= Lorna I. Scott =

British botanist

Lorna Iris Scott (1895–1984) was a senior lecturer in Botany at University of Leeds. In 1949 she became the first woman president of the Yorkshire Naturalists’ Union and was president of the British Bryological Society in 1952–1953.

==Early life and education==
Lorna Iris Scott was born on 29 September 1895 in Poona, India. Her parents were Major Horace William Scott (Lancashire Fusiliers) and Sophia Parsons Scott (née Fenemore). The family returned to Britain to live in Holland Park, but Scott was sent to Royal School for Daughters of Officers of the Army in Bath, Somerset. She became head girl. In 1914 she went to the women-only Royal Holloway College in London where she won the Driver Prize for Botany in 1917 and graduated with Class III honours in 1917. She was also successful in college sports, becoming the ‘River Captain’ for rowing.
In 1928 she was awarded a MSc in Botany from Royal Holloway College.

==Career==
In 1917 she was appointed as an assistant lecturer in the Agricultural Botany department at University of Leeds, later being promoted to a senior lectureship in the Botany department. From 1919 until 1937 she was also sub-warden of Lyddon Hall, a woman’s hall of residence.

Her research focused on plant anatomy, algology and bryology. She was co-author with Joseph Hubert Priestley, head of the department of botany, of “An Introduction to Botany”, first published 1938 which ran to four editions. The book featured her illustrations.

She was also a member of several professional associations including The Leeds Naturalists’ Club and The British Bryological Society (previously called the Moss Exchange Club).

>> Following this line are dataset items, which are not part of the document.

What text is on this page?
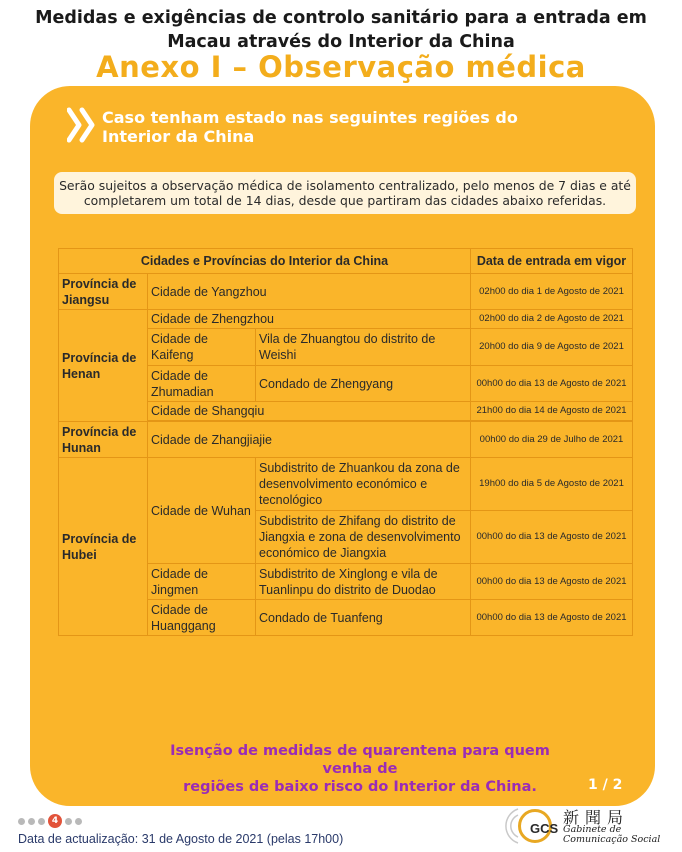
Medidas e exigências de controlo sanitário para a entrada em
Macau através do Interior da China
Anexo I – Observação médica
Caso tenham estado nas seguintes regiões do
Interior da China
Serão sujeitos a observação médica de isolamento centralizado, pelo menos de 7 dias e até
completarem um total de 14 dias, desde que partiram das cidades abaixo referidas.
Cidades e Províncias do Interior da China			Data de entrada em vigor
Província de Jiangsu	Cidade de Yangzhou		02h00 do dia 1 de Agosto de 2021
Província de Henan	Cidade de Zhengzhou		02h00 do dia 2 de Agosto de 2021
	Cidade de Kaifeng	Vila de Zhuangtou do distrito de Weishi	20h00 do dia 9 de Agosto de 2021
	Cidade de Zhumadian	Condado de Zhengyang	00h00 do dia 13 de Agosto de 2021
	Cidade de Shangqiu		21h00 do dia 14 de Agosto de 2021

Província de Hunan	Cidade de Zhangjiajie		00h00 do dia 29 de Julho de 2021
Província de Hubei	Cidade de Wuhan	Subdistrito de Zhuankou da zona de desenvolvimento económico e tecnológico	19h00 do dia 5 de Agosto de 2021
		Subdistrito de Zhifang do distrito de Jiangxia e zona de desenvolvimento económico de Jiangxia	00h00 do dia 13 de Agosto de 2021
	Cidade de Jingmen	Subdistrito de Xinglong e vila de Tuanlinpu do distrito de Duodao	00h00 do dia 13 de Agosto de 2021
	Cidade de Huanggang	Condado de Tuanfeng	00h00 do dia 13 de Agosto de 2021
Isenção de medidas de quarentena para quem venha de
regiões de baixo risco do Interior da China.	1 / 2
4
Data de actualização: 31 de Agosto de 2021 (pelas 17h00)
GCS
新聞局
Gabinete de
Comunicação Social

After Priestley died in 1944, she managed the botany department at Leeds for eighteen months until Irene Manton was appointed on 15 January 1946.

She retired in 1958 and moved to Yeovil, Somerset but continued to write and be involved in science. She died 13 December 1984.

==Publications==

Scott was the co-author, with J. H. Priestley and Edith Harrison, of An introduction to botany with special reference to the structure of the flowering plant. Longmans, Green & Co. 1938 615 pp. Scott and Marjorie E. Malins produced the illustrations. This was successful and four editions were published (1938, 1949, 1955 and 1964).

Scott was the author or co-author of scientific publications including:
- J. H. Priestley and Lorna I. Scott (1935) The formation of a new cell wall at cell division. Proceedings of the Leeds Philosophical and Literary Society. 3 532-45
- J. H. Priestley and Lorna I. Scott (1933) Phyllotaxis in the dicotylodon from the standpoint of developmental anatomy. Biological Reviews, 8 125-140.
- Lorna I. Scott and J. H. Priestley (1928) The Root as an absorbing organ. I. A reconsideration of the entry of water and salts in the absorbing region. New Phytologist 27 125-140.
- Lorna I. Scott and J. H. Priestley (1925) Leaf and stem anatomy of Tradescantia fluminensis, Vell. Journal of the Linnean Society of London, Botany, 47 1 - 28.

==Honours and awards==
Scott was elected a Fellow of the Linnean Society of London in 1945. She was president of the Yorkshire Naturalists’ Union in 1949. She was president of the British Bryological Society 1952–1953.